Carell’s toughest competition is thought to come from last year’s winner, Jim Parsons (“The Big Bang Theory“), and two-time champ Alec Baldwin (“30 Rock“), but we should not underestimate one of this year’s surprise nominees — Louis C.K. — who has developed a passionate following thanks to his FX comedy “Louie.” Emmy history may be on his side.
C.K. is a veteran stand-up comic and writer who has scripted some of the funniest shows on TV including “Late Night with Conan O’Brien,” “The Late Show with David Letterman,” “Saturday Night Live,” and “The Chris Rock Show,” the last of which won him an Emmy for Best Variety Writing in 1999.
He took a stab at situation comedy in 2006 with the HBO sitcom “Lucky Louie,” but it was poorly received and cancelled after its first season. His current series, “Louie,” consists of loosely connected vignettes in which he plays a fictionalized version of himself dealing with various subjects; imagine “Seinfeld” if it was directed by Alexander Payne.
The show’s loose format may be a tough sell when the nominees submit their sample episodes to Emmy judges, but if you think a popular writer-actor can’t snatch the Emmy away from Carell, remember Ricky Gervais, who did just that back in 2007. Few were predicting him to win Best Comedy Actor for his HBO series “Extras,” in which he played a lowly aspiring actor, but he emerged victorious. Like Louis C.K., Gervais was a writer admired within the industry, and like C.K., Gervais wrote and directed every episode of his show. Gervais was also up for Best Comedy Writing when he won Best Comedy Actor, and so is C.K.

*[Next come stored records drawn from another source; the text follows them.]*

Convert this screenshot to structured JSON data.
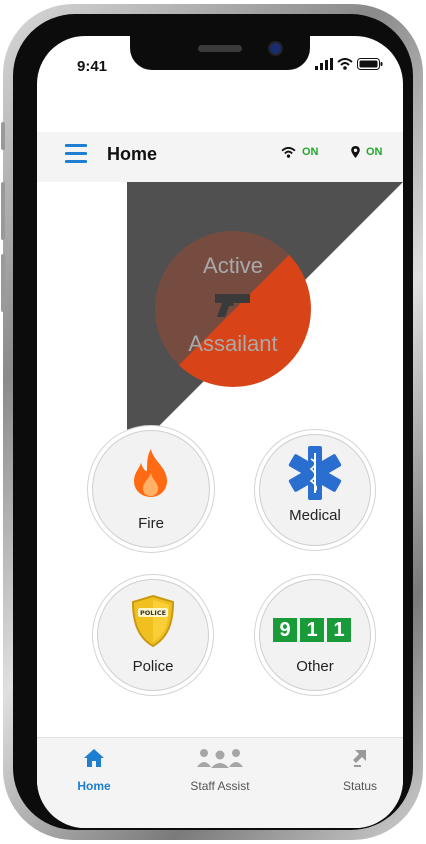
{
  "status_bar": {
    "time": "9:41"
  },
  "header": {
    "title": "Home",
    "wifi_status": "ON",
    "location_status": "ON",
    "accent_color": "#1e7fd0",
    "status_color": "#22a92f"
  },
  "emergency": {
    "active_assailant": {
      "line1": "Active",
      "line2": "Assailant",
      "icon": "pistol-icon"
    },
    "buttons": [
      {
        "label": "Fire",
        "icon": "flame-icon"
      },
      {
        "label": "Medical",
        "icon": "star-of-life-icon"
      },
      {
        "label": "Police",
        "icon": "police-badge-icon"
      },
      {
        "label": "Other",
        "icon": "911-icon",
        "digits": [
          "9",
          "1",
          "1"
        ]
      }
    ]
  },
  "tabs": [
    {
      "label": "Home",
      "icon": "home-icon",
      "active": true
    },
    {
      "label": "Staff Assist",
      "icon": "staff-group-icon",
      "active": false
    },
    {
      "label": "Status",
      "icon": "status-arrows-icon",
      "active": false
    }
  ]
}
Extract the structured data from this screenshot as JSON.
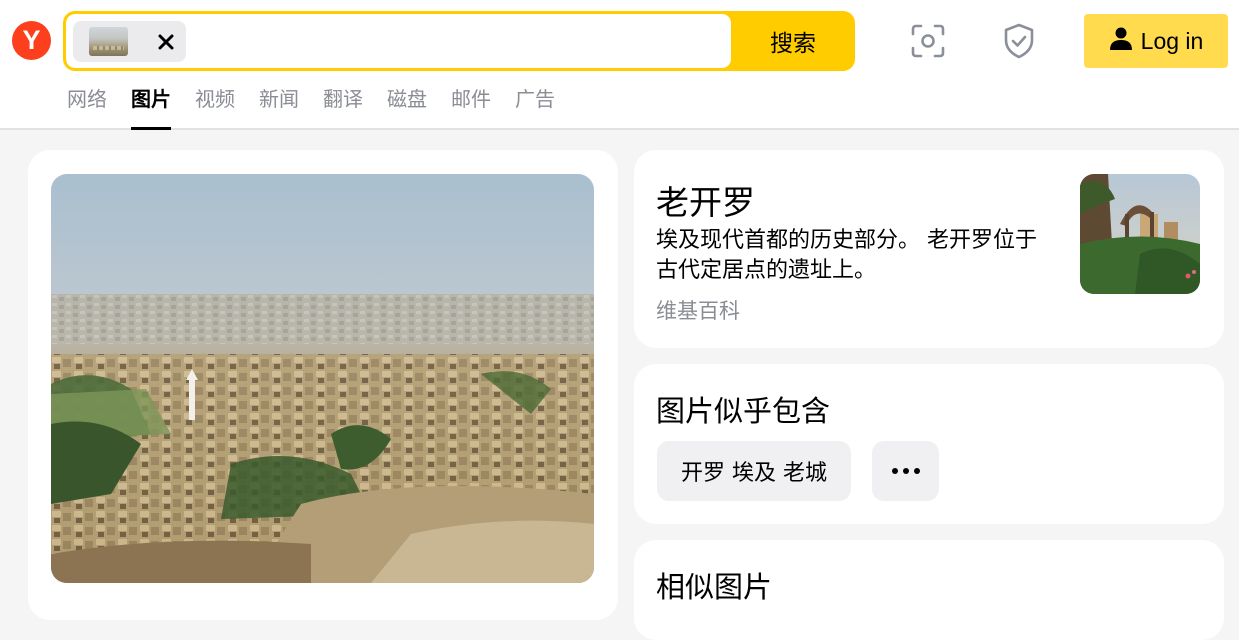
{
  "header": {
    "logo": {
      "letter": "Y",
      "color": "#fc3f1d"
    },
    "search": {
      "button_label": "搜索",
      "accent": "#ffcc00",
      "clear_icon": "close-icon"
    },
    "icons": [
      "camera-search-icon",
      "shield-check-icon"
    ],
    "login": {
      "label": "Log in",
      "icon": "user-icon",
      "color": "#ffdb4d"
    }
  },
  "tabs": [
    {
      "label": "网络",
      "active": false
    },
    {
      "label": "图片",
      "active": true
    },
    {
      "label": "视频",
      "active": false
    },
    {
      "label": "新闻",
      "active": false
    },
    {
      "label": "翻译",
      "active": false
    },
    {
      "label": "磁盘",
      "active": false
    },
    {
      "label": "邮件",
      "active": false
    },
    {
      "label": "广告",
      "active": false
    }
  ],
  "info": {
    "title": "老开罗",
    "description": "埃及现代首都的历史部分。 老开罗位于古代定居点的遗址上。",
    "source": "维基百科"
  },
  "contains": {
    "title": "图片似乎包含",
    "tag": "开罗 埃及 老城",
    "more_icon": "more-dots-icon"
  },
  "similar": {
    "title": "相似图片"
  }
}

Both stars also have that elusive Cool Factor. Emmy voters like to prove that they’re ahead of the curve by picking a winner who makes them feel like they’re in-the-know. That’s why they have showered so much love on iconoclasts David Letterman and Jon Stewart, who like to skewer the establishment on their late-night talk shows, and Tina Fey, who deftly spoofs the TV business on “30 Rock” and occasionally spoofs politico Sarah Palin on “Saturday Night Live.”However, Louis C.K. could suffer the same fate Larry David, an writer-actor who has never managed to win this race despite four bids. David won two Emmys for writing and producing “Seinfeld” in 1993 but has never won for starring on his long-running HBO comedy “Curb Your Enthusiasm.” Like C.K., David plays a version of himself, which may not appeal to the actors among the voters.

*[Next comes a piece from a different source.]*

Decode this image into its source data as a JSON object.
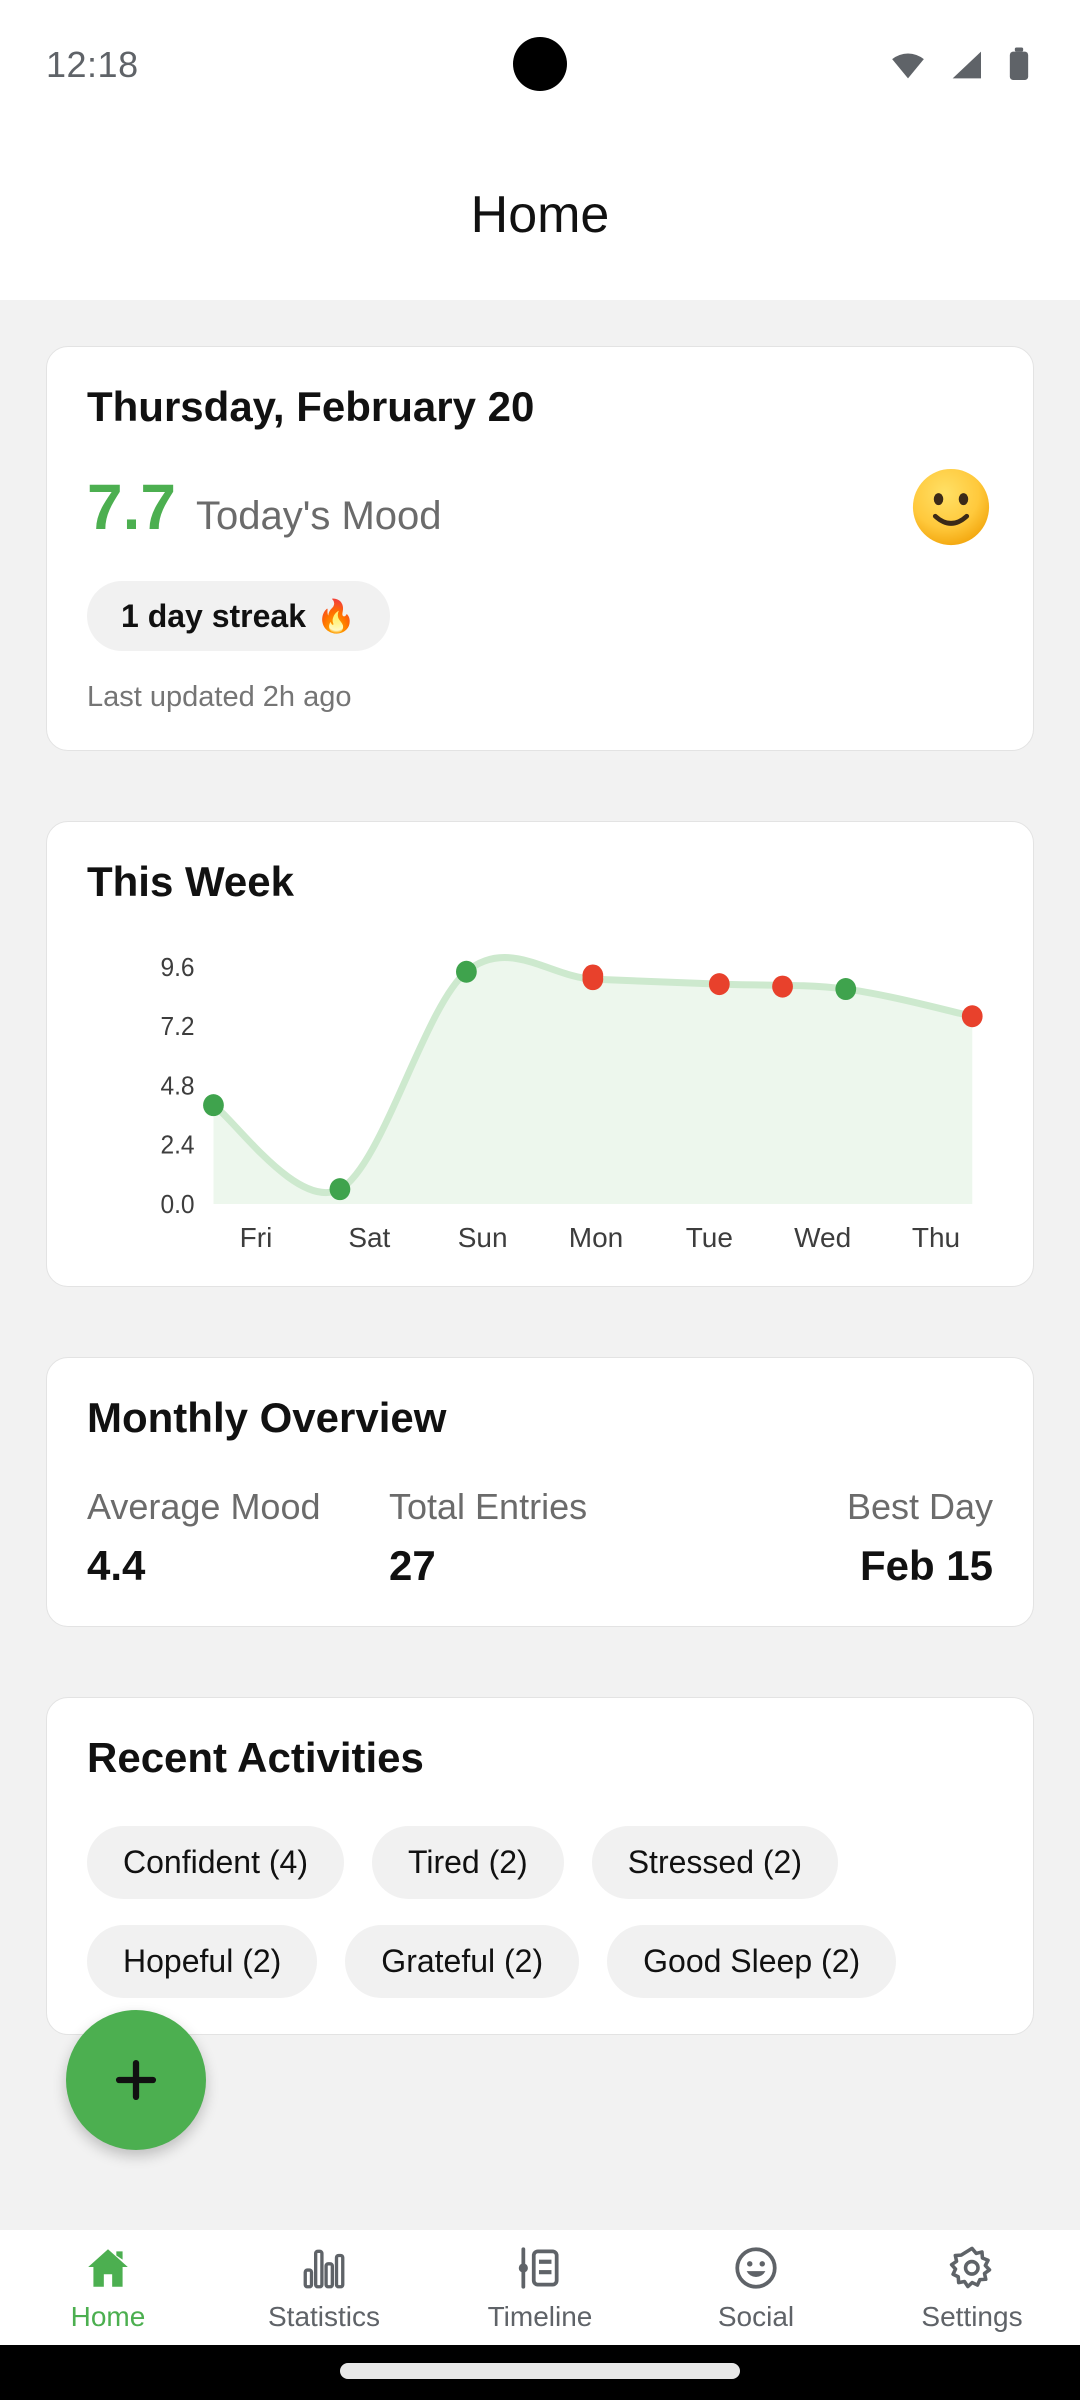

But David has also been hurt by the fact that his “Curb” character is a curmudgeon nobody likes. Emmy voters clearly don’t want to honor such an unlikable crank. Louis C.K. is much more sympathetic on “Louie.” Consider the episode “Double Date/Mom,” a strong possible submission, in which he receives an unexpected visit from his cold, distant mother, bringing to light all his unresolved issues about his upbringing.
And of this year’s six Best Comedy Actor contenders – the others are Matt LeBlanc (“Episodes“) and Johnny Galecki (“The Big Bang Theory”) – Louis C.K. is the only one whose show is currently airing new episodes, making him freshest in voter’s minds. Will he be a big winner like Ricky Gervais, whom voters love so much they’ve even nominated him for his controversial hosting of this year’s Golden Globes? Or will he sit on the sidelines like perennial also-ran Larry David?